この修復プロジェクトの目的は、ポッテルの絵画技法や制作過程をより深く理解し、作品を未来の世代へと受け継ぐことです。2024年3月末から技術的な調査が行われ、調査が終わった後に本格的な修復作業が開始されました。作業は約18か月にわたり、2025年秋まで続く見込みです。

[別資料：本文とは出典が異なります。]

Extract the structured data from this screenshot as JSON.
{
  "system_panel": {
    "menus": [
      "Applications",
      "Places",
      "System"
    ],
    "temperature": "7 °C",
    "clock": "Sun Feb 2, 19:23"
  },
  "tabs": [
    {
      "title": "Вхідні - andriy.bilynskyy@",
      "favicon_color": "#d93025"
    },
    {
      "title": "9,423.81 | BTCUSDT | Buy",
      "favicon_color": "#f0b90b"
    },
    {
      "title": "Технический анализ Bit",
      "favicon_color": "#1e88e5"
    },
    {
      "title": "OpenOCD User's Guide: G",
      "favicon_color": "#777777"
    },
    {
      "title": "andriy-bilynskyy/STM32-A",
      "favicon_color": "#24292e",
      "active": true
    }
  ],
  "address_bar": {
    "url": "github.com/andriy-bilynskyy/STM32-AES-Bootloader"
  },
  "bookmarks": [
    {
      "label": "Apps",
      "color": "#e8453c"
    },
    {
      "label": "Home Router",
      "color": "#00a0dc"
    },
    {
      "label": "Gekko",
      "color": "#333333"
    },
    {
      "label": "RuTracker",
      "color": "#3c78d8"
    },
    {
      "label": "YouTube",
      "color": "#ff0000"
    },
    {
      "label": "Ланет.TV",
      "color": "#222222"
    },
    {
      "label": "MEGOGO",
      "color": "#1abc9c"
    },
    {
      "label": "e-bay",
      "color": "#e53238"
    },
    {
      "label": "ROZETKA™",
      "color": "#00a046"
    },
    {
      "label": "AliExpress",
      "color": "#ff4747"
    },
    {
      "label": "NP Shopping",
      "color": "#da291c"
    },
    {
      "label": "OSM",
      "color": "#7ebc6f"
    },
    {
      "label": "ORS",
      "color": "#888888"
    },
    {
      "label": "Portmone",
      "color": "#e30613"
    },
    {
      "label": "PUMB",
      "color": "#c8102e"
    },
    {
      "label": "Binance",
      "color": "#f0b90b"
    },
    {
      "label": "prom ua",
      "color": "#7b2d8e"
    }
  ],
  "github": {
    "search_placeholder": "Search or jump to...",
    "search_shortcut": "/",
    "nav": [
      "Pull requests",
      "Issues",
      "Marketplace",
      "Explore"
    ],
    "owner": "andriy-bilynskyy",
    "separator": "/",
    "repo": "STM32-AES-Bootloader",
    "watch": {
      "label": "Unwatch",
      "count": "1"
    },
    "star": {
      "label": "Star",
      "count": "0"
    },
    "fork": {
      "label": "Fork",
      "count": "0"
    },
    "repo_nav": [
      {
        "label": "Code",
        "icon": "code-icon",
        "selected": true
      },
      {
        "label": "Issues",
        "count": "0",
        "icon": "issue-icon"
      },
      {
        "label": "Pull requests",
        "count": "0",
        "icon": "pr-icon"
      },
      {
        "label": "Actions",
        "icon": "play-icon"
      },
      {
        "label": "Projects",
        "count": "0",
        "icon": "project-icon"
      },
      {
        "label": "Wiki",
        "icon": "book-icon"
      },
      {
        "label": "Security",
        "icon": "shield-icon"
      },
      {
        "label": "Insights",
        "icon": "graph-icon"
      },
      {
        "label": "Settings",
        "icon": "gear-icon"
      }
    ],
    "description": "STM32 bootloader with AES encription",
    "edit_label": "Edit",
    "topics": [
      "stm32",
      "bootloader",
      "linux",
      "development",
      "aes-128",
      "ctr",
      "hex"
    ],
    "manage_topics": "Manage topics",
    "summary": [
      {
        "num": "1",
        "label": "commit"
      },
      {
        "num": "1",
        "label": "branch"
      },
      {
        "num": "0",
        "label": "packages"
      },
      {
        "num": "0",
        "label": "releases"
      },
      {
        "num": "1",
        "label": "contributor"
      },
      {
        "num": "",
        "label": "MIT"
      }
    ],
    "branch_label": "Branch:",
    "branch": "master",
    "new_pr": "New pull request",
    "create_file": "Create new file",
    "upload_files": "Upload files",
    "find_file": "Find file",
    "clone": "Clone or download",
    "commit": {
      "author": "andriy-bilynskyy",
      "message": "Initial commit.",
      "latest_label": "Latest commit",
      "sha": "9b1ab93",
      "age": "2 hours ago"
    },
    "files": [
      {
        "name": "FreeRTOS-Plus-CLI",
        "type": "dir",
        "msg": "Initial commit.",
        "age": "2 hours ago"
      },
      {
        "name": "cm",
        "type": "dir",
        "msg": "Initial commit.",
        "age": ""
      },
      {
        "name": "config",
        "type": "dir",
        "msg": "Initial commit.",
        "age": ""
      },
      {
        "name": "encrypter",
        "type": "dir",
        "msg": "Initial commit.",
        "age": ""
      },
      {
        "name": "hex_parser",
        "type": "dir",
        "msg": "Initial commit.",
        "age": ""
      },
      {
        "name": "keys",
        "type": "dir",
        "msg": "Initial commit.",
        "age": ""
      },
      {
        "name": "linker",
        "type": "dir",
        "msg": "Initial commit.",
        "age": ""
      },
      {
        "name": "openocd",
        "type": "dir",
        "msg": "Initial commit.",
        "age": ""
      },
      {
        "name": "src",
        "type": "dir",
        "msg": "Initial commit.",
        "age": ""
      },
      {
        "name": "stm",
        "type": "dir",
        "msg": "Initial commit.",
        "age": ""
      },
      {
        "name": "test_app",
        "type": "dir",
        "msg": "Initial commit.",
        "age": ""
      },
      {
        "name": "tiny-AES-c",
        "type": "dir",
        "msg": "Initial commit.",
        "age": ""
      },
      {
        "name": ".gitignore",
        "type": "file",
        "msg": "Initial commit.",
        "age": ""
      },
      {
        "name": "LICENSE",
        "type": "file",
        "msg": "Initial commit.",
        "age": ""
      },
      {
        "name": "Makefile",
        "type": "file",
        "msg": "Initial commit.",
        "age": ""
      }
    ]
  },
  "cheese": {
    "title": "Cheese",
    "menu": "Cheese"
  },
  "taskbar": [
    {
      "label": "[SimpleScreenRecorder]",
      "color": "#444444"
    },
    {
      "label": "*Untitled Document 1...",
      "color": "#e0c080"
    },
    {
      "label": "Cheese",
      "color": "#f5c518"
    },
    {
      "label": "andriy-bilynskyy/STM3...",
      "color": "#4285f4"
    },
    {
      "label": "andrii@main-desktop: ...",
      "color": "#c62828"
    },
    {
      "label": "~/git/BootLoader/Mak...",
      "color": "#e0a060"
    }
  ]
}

2024年4月、比較対象としてポッテルの円形の作品も



修復の舞台裏

2024年4月の様子

修復作業は、一般公開される形で進められます。絵画は壁から取り外され、修復スタジオに作り変えられた展示室の一室に移動されました。訪問者はガラス越しに修復の様子を観察でき、科学的な機器を用いた作業を間近で見ることができます。




作品の変遷と技術的発見


調査の初期段階では、ポッテルが制作過程で多くの変更を加えていたことが判明しました。例えば、赤外線技術を用いた分析により、牡牛の後ろ脚の位置が変更されていたことや、最初に描かれた柵が後に取り除かれたことが確認されています。また、背景の風景も初期段階では異なっていたことが分かっています。


《牡牛》の変遷年表



修復の課題


特に注目されるのは、絵画の空の部分です。長年の経年劣化により、元々の青空が変色し、損傷を受けています。過去の修復では、この損傷部分を上塗りすることで補修していましたが、今回の修復では、可能な限りオリジナルの状態に戻すことを目指しています。

また、この作品は2枚の布を貼り合わされて1枚のキャンバスとして描かれています。その貼り合わせた部分が浮き上がってきて、横に一本線が走っているようになっているので、そこも鑑賞に堪えられるように修復されます。


芸術と科学の交差


この修復プロジェクトは、単なる技術的な作業ではなく、歴史的な名画が再び息を吹き返す瞬間を目撃する貴重な機会です。芸術と科学が交差するこの試みは、私たちに作品の奥深さを再認識させると同時に、未来の世代へと継承される美術の価値を改めて示しています。絵画の修復は、ただ過去を保存するだけでなく、新たな発見と共に未来へとつながる重要な旅なのです。